Aos 53 ingressou na graduação de Gestão Imobiliária e logo depois foi diagnosticada com câncer de mama. Durante todo o curso fez tratamentos ou cirurgias e se formou aos 55. Um ano depois tirou carteira de motorista, ingressou na especialização em Imóveis e pós-graduação em Vendas. Atualmente busca emprego na área.

Sempre participou ativamente de movimentos sociais ou partidários e há 4 anos entrou também para a Batucada Feminista de Blumenau, grupo voltado aos direitos das trabalhadoras que existe na cidade desde 2003. 

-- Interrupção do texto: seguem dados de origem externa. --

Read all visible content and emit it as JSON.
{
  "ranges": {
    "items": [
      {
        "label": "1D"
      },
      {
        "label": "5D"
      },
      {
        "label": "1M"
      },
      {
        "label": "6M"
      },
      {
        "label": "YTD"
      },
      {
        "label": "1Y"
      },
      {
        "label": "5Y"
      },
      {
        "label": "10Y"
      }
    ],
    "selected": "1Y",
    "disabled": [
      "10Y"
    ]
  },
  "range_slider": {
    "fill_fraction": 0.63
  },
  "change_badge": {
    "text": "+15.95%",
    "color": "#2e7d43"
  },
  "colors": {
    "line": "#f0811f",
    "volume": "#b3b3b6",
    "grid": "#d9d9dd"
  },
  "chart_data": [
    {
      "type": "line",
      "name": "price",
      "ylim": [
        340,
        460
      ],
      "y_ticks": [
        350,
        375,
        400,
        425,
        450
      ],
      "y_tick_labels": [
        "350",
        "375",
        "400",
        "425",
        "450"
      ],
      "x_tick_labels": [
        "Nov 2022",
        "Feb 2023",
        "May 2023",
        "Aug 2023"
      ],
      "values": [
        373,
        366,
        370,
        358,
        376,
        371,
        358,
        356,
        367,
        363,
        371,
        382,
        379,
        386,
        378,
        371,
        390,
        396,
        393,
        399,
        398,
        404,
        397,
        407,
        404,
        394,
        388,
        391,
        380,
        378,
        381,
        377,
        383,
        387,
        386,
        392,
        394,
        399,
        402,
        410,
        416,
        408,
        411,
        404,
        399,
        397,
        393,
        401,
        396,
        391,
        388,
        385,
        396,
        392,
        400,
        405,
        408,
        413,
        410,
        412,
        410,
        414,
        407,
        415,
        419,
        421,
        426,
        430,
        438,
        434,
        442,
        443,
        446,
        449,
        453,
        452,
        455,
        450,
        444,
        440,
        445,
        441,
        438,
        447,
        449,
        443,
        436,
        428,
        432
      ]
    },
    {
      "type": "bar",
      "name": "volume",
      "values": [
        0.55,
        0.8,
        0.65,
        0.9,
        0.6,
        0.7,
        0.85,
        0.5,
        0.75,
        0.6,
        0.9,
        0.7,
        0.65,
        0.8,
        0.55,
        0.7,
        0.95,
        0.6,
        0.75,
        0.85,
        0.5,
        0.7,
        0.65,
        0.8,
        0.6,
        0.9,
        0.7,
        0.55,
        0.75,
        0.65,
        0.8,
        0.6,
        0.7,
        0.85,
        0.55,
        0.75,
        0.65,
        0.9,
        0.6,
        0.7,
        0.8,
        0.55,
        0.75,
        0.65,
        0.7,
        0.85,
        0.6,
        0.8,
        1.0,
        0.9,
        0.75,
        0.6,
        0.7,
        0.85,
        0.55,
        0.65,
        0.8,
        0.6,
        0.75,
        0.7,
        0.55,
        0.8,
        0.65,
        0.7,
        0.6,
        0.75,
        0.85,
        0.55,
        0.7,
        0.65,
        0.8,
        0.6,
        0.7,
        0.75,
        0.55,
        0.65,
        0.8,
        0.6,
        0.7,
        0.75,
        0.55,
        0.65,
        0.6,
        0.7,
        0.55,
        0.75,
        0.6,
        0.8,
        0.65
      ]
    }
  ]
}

Após décadas de luta histórica das mulheres, em 2022 uma lei federal aprovou que não há mais necessidade de autorização do cônjuge para realizar laqueadura ou vasectomia, além da alteração na idade e quantidade de filhos. As novas regras também permitem que gestantes façam o procedimento logo após o parto (evitando dupla internação) sem comprovar risco de saúde em uma futura gravidez.

As pessoas interessadas devem enfrentar a fila do SUS. A cirurgia é considerada simples e dura, em média, 40 minutos com três dias de internação. Outras conquistas do feminismo foram a distribuição da pílula anticoncepcional e a colocação de DIU de cobre gratuitamente por meio da rede pública de saúde.

Além disso, a disseminação de informações sobre sexualidade e combate à violência nos debates das escolas. Segundo os últimos dados levantados pelo IBGE, mais de 20 milhões de mulheres são mães solteiras no Brasil e mais de 5,5 milhões de crianças não têm o nome do pai na certidão de nascimento.

Outras conquistas históricas (e recentes) das mulheres:

1827 – direito de estudar
1962 – direito de trabalhar fora sem autorização do marido

1974 – direito de portar cartão de crédito 

1977 – direito de se divorciar

1979 – direito de jogar futebol

1985 – direito de delegacia especializada

1988 – ser reconhecida perante a lei como igual aos homens

2006 – ter banheiro no Senado

2015 – ter feminicídio reconhecido como violência

Chegamos ao fim, por enquanto, da nossa série fotográfica. A partir de agora vamos levar nosso material em forma de exposição para diversos pontos da cidade. Aos poucos vamos divulgar as datas e locais, além dos agradecimentos a todas e todos que apoiaram este projeto de diferentes formas possíveis!